By Mike Plant
Many Wayne County Sports Hall of Famers were the best in the league at their respective sport while in high school, and some were in college. Beth Green took it to another level collegiately at Wittenberg.
Playing volleyball in her first fall on the Wittenberg campus, Green, a 1990 Wooster High graduate, made an instant impact while lettering as a freshman. That was a prelude to the next three years, when she earned three consecutive team MVP and first-team all-conference honors. She was named the North Coast Athletic Conference Player of the Year as a junior and then repeated the feat as a senior.
If possible, her basketball accolades at Witt were even more impressive. Green was again a three-time team MVP and first-team All-NCAC pick. As the team’s co-captain, her career culminated in 1994 when, as a senior, she was a first-team Div. III All-America honoree while leading the Tigers to a 24-4 record, including a perfect 16-0 mark in the NCAC.
Green was the first Wittenberg women’s basketball player to become an All-American and the perfect NCAC record was the first ever achieved by an NCAC women’s basketball team. Upon graduation, Green was Wittenberg’s all-time leading scorer, and she’s currently No. 2.

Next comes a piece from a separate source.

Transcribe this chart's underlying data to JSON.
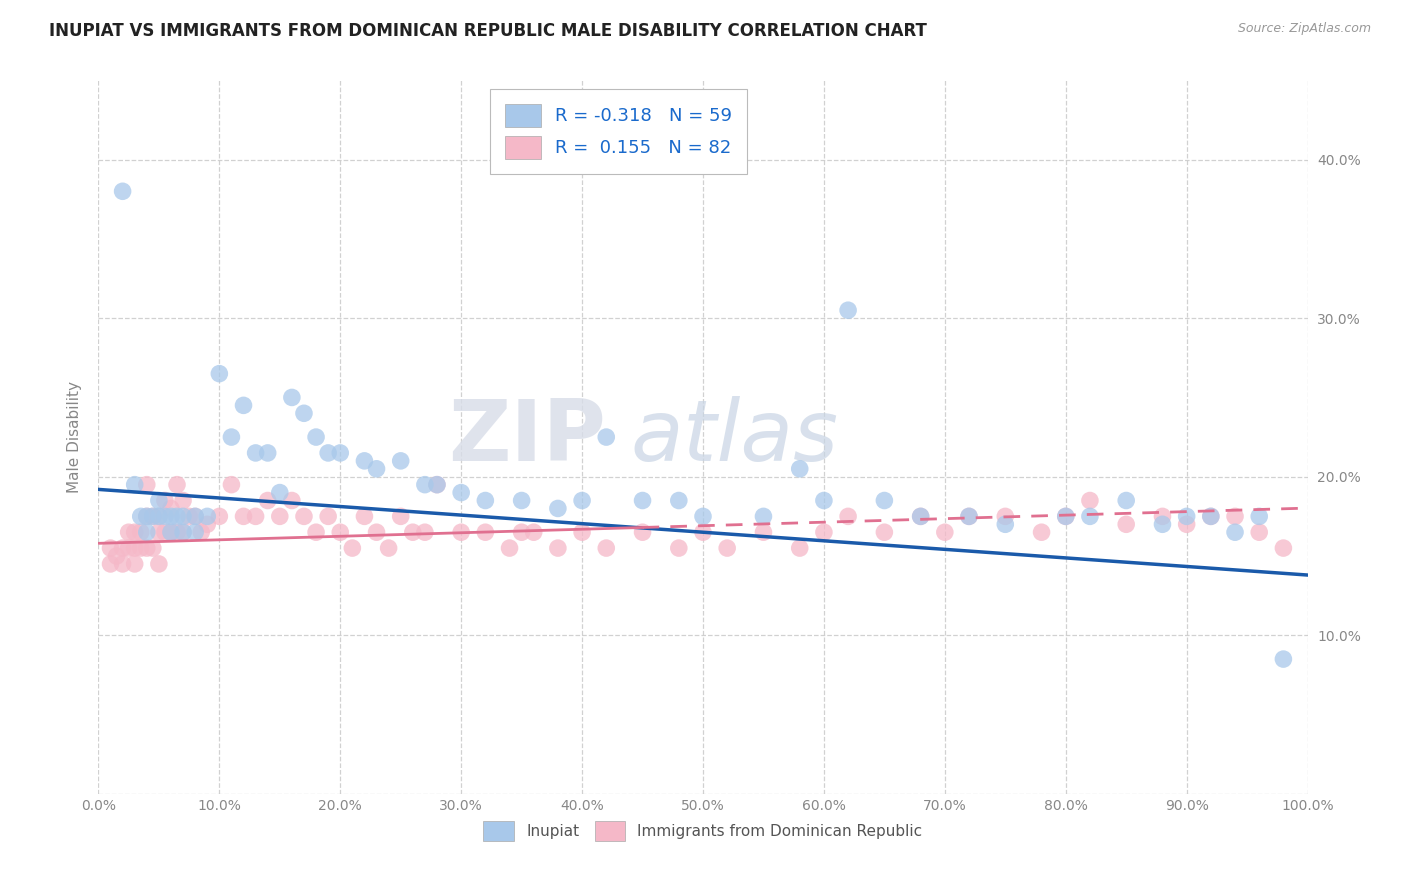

Just for good measure, or perhaps for something to do in the spring, Green lettered twice with the Wittenberg women’s lacrosse team.
At Wittenberg, Green was named the M. Alice Geiger Award recipient, named for the school’s first woman graduate and recognizing a senior woman for outstanding contributions to the campus.
While suiting up in the fall, winter and spring at Wooster High, Green earned nine letters — three in basketball, volleyball and track. She was All-Ohio, All-District and All-Federal League in both basketball and volleyball. In 1990, she was named the school’s Female Athlete of the Year.
Green’s favorite moment in sports came in her senior volleyball season in a district final against Canton McKinley, when the Generals rallied to win in three games for the first regional appearance in program history.
“What I remember most is the camaraderie and school spirit,” she said of her time at WHS. “I loathed our archrivals and loved how cool it was to be a General. I truly loved playing for my high school and being in the trenches with my teammates. We had some fierce battles and I loved every minute of it and would do it all again.”
Also a member of the Wooster High and Wittenberg Halls of Fame for athletics, Green now resides in Florida. She is in the banking business, where lessons she learned in athletics continue to resonate.
“Sports taught me perseverance, hard work and humility — the sports field has a way of creating the most amazing highs, but also the lowest of lows,” Green said. “Just when you think you are all that and a bag of chips, it pulls the rug right out from under you and shows you the hard lesson of humility.
“You are only as good as your last game and in the end it’s just a game. There is so much more to life so just enjoy being out there and having the ability to compete. That is a lesson that has come with age and perspective.”